Compositor Aldir Blanc morre aos 73 anos de COVID-19

Aldir Blanc deixa legado monumental para a MPB, calculado em cerca de 600 letras. Com o mineiro João Bosco, criou as obras-primas 'O bêbado e a equilibrista' e 'Dois pra lá, dois pra cá'

Ângela Faria 04/05/2020 08:38
ALAOR FILHO/ESTADÃO CONTEÚDO - 29/09/2006
(foto: ALAOR FILHO/ESTADÃO CONTEÚDO - 29/09/2006 )

"Chora nossa pátria mãe gentil/ choram Marias e Clarices no solo do Brasil" nesta segunda-feira (4). Morreu, aos 73 anos, no Rio de Janeiro, o compositor Aldir Blanc, vítima de uma infecção generalizada provocada pela COVID-19, doença diagnosticada no artista em 22 de abril. O óbito foi confirmado pelo Hospital Universitário Pedro Ernesto (HUPE), em Vila Isabel, Zona Norte do Rio, onde o músico estava internado desde 15 de abril. 

Antes de dar entrada no HUPE, Aldir permeneceu cinco dias no Hospital Municipal Miguel Couto, no Leblon, Zona Sul da capital carioca. Chegou a ser intubado em uma sala da unidade, por falta de vagas em CTI. No dia 20, após mobilização da família pela internet, o compositor foi finalmente transferido para o leito de terapia intensiva do hospital Pedro Ernesto. 

Ainda não há informações sobre os ritos fúnebres, que devem ser rápidos, reservados e sem aglomerações, como recomendam protocolos fixados pelas autoridades sanitárias em função da pandemia de coronavírus



Certa vez, Aldir Blanc contou numa entrevista que seu maior orgulho era ser compositor popular, ouvir alguém batucando Kid Cavaquinho dentro do ônibus, a seu lado. Missão plenamente cumprida. Esse carioca da gema – nascido no Estácio, criado em Vila Isabel e tijucano militante – nunca saiu da boca do povo. Roda de samba? Dá-lhe. De frente pro crime, parceria dele com o mineiro João Bosco. Dor de cotovelo? Atire a primeira pedra quem não sofreu por Dois pra lá, dois pra cá. Serenata? Amigo é pra essas coisas, de Aldir e Silvio da Silva Jr., é tiro certo. Política? O bêbado e a equilibrista, obra-prima do carioca e do mineiro, foi o réquiem da ditadura militar. Brasil profundo? Dá-lhe Rancho da goiabada.

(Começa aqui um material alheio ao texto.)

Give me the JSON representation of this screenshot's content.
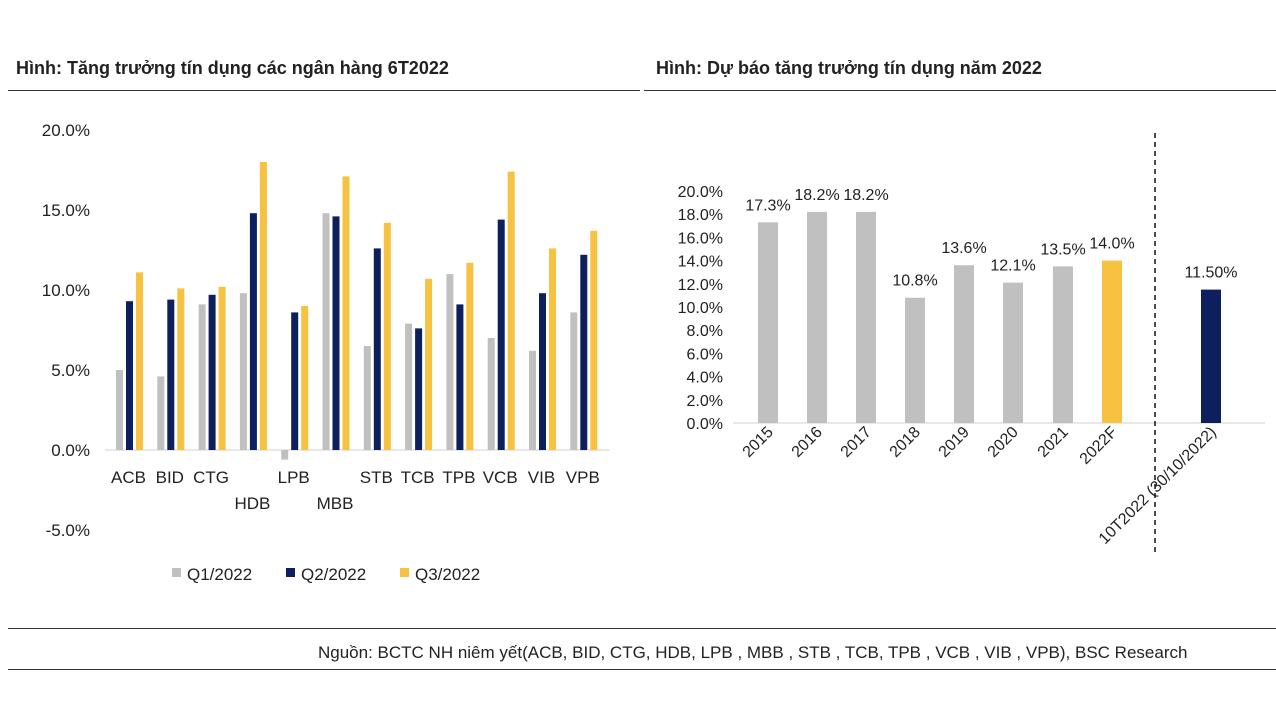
{
  "left_title": "Hình: Tăng trưởng tín dụng các ngân hàng 6T2022",
  "right_title": "Hình: Dự báo tăng trưởng tín dụng năm 2022",
  "source": "Nguồn: BCTC NH niêm yết(ACB, BID, CTG, HDB, LPB , MBB , STB , TCB, TPB , VCB , VIB , VPB), BSC Research",
  "colors": {
    "q1": "#c0c0c0",
    "q2": "#0d1f5c",
    "q3": "#f7c242",
    "hist": "#c0c0c0",
    "forecast": "#f7c242",
    "actual": "#0d1f5c"
  },
  "chart_data": [
    {
      "type": "bar",
      "categories": [
        "ACB",
        "BID",
        "CTG",
        "HDB",
        "LPB",
        "MBB",
        "STB",
        "TCB",
        "TPB",
        "VCB",
        "VIB",
        "VPB"
      ],
      "series": [
        {
          "name": "Q1/2022",
          "values": [
            5.0,
            4.6,
            9.1,
            9.8,
            -0.6,
            14.8,
            6.5,
            7.9,
            11.0,
            7.0,
            6.2,
            8.6
          ]
        },
        {
          "name": "Q2/2022",
          "values": [
            9.3,
            9.4,
            9.7,
            14.8,
            8.6,
            14.6,
            12.6,
            7.6,
            9.1,
            14.4,
            9.8,
            12.2
          ]
        },
        {
          "name": "Q3/2022",
          "values": [
            11.1,
            10.1,
            10.2,
            18.0,
            9.0,
            17.1,
            14.2,
            10.7,
            11.7,
            17.4,
            12.6,
            13.7
          ]
        }
      ],
      "yticks": [
        "20.0%",
        "15.0%",
        "10.0%",
        "5.0%",
        "0.0%",
        "-5.0%"
      ],
      "ylim": [
        -5,
        20
      ],
      "legend": "bottom"
    },
    {
      "type": "bar",
      "categories": [
        "2015",
        "2016",
        "2017",
        "2018",
        "2019",
        "2020",
        "2021",
        "2022F",
        "10T2022 (30/10/2022)"
      ],
      "values": [
        17.3,
        18.2,
        18.2,
        10.8,
        13.6,
        12.1,
        13.5,
        14.0,
        11.5
      ],
      "labels": [
        "17.3%",
        "18.2%",
        "18.2%",
        "10.8%",
        "13.6%",
        "12.1%",
        "13.5%",
        "14.0%",
        "11.50%"
      ],
      "yticks": [
        "20.0%",
        "18.0%",
        "16.0%",
        "14.0%",
        "12.0%",
        "10.0%",
        "8.0%",
        "6.0%",
        "4.0%",
        "2.0%",
        "0.0%"
      ],
      "ylim": [
        0,
        20
      ]
    }
  ]
}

Bardo da Tijuca, Aldir viveu 73 anos – desde os 16, metido com a música. Aprendeu bateria, trouxe dos anos de infância em terreiros de candomblé o ritmo e o compasso de seus versos. Construiu obra monumental – cronista urbano, historiador do Brasil e psiquiatra do povão. Senão vejamos: no samba Mestre-sala dos mares, celebra a grandeza do negro João Cândido, líder da Revolta da Chibata, que mobilizou marinheiros contra maus-tratos infligidos pela Marinha do Brasil. Em Gol anulado, revela o inferno conjugal verde-amarelo (“Quando você gritou Mengo, no segundo gol do Zico/ Tirei sem pensar ao cinto/ e bati até cansar”). Em Resposta ao tempo – parceria com Cristovão Bastos, tema da minissérie Hilda Furacão –, é tão porta-voz da alma feminina quanto Chico Buarque.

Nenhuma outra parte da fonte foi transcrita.